Brain Tumor Interface Analysis Reveals Metastatic Hotspots in Meningiomas

Meningiomas are common brain tumors that frequently recur and metastasize, particularly at the boundary where tumor meets healthy brain tissue. Understanding this critical interface could improve treatment outcomes, but previous research has been limited by the difficulty of precisely sampling these boundary regions.

Researchers analyzed single-cell RNA sequencing data from 33 samples across 23 patients, including normal brain tissue, brain-tumor interfaces (BTI), and tumor cores. They used advanced computational methods to identify distinct cell populations and their molecular signatures at different locations within and around meningiomas.

The analysis revealed that the BTI contains a unique population of tumor cells with enhanced invasion capabilities, characterized by epithelial-mesenchymal transition (EMT) features that promote metastasis. These invasive cells were marked by high expression of ANXA2 and COL5A1 proteins. Additionally, the BTI harbored an immunosuppressive microenvironment dominated by SPP1+ tumor-associated macrophages, along with specific endothelial cells and pericytes that promote aggressive tumor growth and blood vessel formation.
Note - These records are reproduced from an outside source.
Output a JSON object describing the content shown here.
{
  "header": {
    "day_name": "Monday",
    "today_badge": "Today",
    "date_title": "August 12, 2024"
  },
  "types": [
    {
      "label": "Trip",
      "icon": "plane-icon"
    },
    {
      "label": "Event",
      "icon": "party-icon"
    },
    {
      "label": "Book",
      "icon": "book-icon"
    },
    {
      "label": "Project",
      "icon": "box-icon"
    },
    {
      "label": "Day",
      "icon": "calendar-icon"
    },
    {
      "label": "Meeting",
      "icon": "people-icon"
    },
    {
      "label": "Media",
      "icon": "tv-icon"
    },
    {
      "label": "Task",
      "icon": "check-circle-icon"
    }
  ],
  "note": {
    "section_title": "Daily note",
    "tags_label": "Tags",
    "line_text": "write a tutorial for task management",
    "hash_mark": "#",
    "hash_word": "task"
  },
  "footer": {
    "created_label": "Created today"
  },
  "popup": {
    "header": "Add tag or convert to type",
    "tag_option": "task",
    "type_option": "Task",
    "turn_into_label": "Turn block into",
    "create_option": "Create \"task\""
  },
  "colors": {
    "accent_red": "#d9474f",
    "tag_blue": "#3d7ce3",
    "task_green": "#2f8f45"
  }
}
These findings suggest that the brain-tumor interface serves as a specialized metastatic niche where tumors acquire invasive properties while evading immune surveillance. The identified biomarkers could potentially be used to detect early signs of tumor spread and recurrence, enabling more targeted treatment approaches. This research provides crucial insights into why meningiomas tend to recur at surgical margins and offers new targets for therapeutic intervention.